A parallel beam of monochromatic light is used in a Young's double slit experiment. The slits are separated by a distance d and the screen is placed parallel to the plane of the slits. Slow that if the incident beam makes an angle \[\theta = \sin^{- 1} \left( \frac{\lambda}{2d} \right)\] with the normal to the plane of the slits, there will be a dark fringe at the centre P_{0} of the pattern.

#### Solution

Let the two slits are S_{1} and S_{2} with separation d as shown in figure.

The wave fronts reaching P_{0}_{ }from S_{1} and S_{2} will have a path difference of S_{1}X = ∆x.

In ∆S_{1}S_{2}X,

\[\sin\theta = \frac{S_1 X}{S_1 S_2} = \frac{∆ x}{d}\]

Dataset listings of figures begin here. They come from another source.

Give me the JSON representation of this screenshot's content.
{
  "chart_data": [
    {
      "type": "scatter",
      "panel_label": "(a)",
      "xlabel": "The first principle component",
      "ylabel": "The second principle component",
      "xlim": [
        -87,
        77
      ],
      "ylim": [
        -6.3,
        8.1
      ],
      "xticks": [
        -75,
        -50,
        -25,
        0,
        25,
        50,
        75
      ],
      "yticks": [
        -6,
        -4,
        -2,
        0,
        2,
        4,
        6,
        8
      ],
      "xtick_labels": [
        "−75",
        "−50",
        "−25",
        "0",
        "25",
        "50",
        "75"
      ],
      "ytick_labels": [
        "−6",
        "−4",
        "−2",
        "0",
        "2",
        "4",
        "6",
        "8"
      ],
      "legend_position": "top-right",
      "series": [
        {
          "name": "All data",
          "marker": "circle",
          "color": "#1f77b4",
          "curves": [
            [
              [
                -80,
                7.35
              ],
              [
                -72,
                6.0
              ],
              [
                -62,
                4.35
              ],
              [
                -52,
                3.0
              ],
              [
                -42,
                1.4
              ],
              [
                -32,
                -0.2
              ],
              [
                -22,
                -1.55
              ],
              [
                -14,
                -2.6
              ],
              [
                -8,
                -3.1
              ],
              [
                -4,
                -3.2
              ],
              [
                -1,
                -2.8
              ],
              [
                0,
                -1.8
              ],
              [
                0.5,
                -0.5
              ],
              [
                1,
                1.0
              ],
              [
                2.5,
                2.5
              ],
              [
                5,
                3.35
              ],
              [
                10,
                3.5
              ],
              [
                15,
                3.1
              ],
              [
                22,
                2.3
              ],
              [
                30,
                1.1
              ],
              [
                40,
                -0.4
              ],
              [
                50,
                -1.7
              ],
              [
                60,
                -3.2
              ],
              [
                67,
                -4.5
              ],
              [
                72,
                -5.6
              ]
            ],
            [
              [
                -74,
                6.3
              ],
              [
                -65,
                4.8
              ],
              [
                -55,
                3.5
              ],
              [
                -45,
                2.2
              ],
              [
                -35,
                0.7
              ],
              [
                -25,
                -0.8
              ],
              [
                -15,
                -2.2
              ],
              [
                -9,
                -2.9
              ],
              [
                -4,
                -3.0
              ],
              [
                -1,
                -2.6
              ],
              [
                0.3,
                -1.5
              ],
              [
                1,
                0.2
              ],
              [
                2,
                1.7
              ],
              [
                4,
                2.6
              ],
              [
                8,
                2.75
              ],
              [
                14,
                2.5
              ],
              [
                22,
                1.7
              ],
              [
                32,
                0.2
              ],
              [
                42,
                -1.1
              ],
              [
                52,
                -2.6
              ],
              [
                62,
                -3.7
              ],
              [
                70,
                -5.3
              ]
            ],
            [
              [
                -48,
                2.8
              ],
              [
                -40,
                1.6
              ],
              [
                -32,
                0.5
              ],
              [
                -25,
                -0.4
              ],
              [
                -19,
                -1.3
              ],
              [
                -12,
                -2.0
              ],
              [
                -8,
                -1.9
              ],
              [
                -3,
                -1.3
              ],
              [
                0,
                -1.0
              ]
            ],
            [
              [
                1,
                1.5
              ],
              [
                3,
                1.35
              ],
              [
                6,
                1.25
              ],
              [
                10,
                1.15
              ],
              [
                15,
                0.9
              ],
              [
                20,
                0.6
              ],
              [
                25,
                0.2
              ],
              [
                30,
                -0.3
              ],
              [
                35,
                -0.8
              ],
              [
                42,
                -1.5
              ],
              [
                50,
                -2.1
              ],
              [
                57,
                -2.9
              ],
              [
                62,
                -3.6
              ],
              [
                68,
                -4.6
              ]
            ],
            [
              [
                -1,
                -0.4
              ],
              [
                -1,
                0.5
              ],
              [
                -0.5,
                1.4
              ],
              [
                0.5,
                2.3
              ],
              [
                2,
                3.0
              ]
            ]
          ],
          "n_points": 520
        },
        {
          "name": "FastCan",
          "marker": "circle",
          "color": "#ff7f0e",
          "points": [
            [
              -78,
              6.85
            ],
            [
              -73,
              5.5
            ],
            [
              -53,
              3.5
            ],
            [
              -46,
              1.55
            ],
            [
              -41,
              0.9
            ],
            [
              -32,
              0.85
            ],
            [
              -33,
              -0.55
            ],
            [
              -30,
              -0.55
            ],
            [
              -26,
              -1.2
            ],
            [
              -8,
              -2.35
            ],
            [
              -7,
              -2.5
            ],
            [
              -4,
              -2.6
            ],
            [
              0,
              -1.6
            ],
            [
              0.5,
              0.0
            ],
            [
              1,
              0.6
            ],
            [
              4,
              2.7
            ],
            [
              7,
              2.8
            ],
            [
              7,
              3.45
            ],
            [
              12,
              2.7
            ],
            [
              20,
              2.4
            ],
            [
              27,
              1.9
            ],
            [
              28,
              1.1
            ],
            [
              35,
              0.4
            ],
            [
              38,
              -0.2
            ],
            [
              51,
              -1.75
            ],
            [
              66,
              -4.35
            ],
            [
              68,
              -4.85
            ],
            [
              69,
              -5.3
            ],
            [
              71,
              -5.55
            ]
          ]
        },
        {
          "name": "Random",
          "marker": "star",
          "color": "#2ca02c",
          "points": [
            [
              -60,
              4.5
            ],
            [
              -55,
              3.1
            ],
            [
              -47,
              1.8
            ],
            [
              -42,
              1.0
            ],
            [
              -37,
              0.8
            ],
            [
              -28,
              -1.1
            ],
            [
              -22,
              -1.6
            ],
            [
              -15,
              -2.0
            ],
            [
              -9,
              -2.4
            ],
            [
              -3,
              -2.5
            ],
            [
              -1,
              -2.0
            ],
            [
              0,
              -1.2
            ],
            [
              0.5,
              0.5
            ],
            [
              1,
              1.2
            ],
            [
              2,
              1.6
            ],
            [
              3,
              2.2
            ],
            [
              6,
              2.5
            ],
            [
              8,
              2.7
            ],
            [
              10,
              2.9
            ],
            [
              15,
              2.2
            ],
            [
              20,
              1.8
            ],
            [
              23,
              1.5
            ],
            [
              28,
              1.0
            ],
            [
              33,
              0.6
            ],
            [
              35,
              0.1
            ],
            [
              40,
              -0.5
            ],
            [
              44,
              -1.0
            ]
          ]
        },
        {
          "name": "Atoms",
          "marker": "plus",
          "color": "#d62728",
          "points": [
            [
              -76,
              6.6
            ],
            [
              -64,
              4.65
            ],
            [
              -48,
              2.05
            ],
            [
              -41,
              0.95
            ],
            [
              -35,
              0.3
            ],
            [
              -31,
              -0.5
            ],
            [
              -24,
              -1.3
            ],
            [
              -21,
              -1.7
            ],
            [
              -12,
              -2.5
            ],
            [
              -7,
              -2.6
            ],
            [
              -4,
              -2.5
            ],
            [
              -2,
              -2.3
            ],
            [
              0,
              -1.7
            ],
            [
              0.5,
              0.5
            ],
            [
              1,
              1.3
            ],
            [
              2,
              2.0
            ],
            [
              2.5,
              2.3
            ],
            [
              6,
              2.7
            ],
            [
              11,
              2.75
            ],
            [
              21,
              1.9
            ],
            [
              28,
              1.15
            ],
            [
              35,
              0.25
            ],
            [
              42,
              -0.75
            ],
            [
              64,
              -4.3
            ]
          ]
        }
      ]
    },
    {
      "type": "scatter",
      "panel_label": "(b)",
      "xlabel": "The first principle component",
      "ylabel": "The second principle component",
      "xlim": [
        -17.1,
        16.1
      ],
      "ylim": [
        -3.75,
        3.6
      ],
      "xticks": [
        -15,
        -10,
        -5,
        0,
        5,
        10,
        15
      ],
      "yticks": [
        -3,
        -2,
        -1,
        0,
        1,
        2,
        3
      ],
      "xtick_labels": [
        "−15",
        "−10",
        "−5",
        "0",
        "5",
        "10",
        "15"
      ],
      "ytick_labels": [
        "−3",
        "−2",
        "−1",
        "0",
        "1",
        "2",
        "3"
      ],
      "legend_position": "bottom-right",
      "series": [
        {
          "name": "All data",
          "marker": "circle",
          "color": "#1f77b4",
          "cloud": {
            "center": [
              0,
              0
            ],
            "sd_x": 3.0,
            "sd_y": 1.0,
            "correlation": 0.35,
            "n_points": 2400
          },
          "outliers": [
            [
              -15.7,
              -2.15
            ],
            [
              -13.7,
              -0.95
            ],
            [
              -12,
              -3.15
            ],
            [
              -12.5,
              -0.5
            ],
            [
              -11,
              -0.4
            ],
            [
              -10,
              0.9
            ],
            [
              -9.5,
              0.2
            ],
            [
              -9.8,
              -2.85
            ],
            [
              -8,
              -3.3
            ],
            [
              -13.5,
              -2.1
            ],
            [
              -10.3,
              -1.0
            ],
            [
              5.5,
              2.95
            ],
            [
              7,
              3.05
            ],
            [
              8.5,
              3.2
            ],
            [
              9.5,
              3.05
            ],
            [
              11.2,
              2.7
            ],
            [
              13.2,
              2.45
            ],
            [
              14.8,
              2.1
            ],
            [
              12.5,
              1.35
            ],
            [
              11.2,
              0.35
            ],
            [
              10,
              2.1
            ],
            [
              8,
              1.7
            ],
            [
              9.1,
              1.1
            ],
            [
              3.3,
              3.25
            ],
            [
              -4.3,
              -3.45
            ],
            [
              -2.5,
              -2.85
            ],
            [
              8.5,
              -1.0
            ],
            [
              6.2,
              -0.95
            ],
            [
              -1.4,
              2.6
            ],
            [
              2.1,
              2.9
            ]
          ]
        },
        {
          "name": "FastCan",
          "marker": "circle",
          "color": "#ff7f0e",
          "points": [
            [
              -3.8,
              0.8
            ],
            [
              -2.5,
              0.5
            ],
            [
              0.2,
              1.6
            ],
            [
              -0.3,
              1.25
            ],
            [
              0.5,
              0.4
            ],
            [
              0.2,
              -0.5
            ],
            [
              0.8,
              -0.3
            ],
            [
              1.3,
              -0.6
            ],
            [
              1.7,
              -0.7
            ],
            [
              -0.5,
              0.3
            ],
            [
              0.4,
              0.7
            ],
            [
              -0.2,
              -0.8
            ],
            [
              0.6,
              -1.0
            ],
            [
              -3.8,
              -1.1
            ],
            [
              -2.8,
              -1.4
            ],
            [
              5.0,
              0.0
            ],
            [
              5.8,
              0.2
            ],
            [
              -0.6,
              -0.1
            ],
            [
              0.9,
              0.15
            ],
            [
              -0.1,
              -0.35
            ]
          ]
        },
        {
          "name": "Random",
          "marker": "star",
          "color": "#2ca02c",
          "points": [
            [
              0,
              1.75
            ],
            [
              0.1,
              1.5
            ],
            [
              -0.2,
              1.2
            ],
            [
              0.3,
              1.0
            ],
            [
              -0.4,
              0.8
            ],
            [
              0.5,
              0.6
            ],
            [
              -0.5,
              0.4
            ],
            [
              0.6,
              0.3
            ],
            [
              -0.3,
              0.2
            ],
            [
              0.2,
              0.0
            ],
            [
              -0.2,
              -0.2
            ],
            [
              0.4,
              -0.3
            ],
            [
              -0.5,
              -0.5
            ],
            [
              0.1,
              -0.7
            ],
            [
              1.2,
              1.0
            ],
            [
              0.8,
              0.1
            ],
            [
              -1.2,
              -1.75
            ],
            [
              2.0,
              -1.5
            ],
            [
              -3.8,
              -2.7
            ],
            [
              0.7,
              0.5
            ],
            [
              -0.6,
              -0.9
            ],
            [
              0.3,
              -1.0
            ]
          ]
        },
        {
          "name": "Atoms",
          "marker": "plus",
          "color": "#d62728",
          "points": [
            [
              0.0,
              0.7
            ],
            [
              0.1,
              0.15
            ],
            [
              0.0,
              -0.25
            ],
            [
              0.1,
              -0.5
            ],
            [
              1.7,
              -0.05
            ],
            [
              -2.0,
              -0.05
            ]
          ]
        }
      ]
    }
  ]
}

\[\Rightarrow ∆ x = d\sin\theta\]

Using \[\theta = \sin^{- 1} \left( \frac{\lambda}{2d} \right)\] we get,

\[\Rightarrow ∆ x = d \times \frac{\lambda}{2d} = \frac{\lambda}{2}\]

Hence, there will be dark fringe at point P_{0} as the path difference is an odd multiple of \[\frac{\lambda}{2}.\]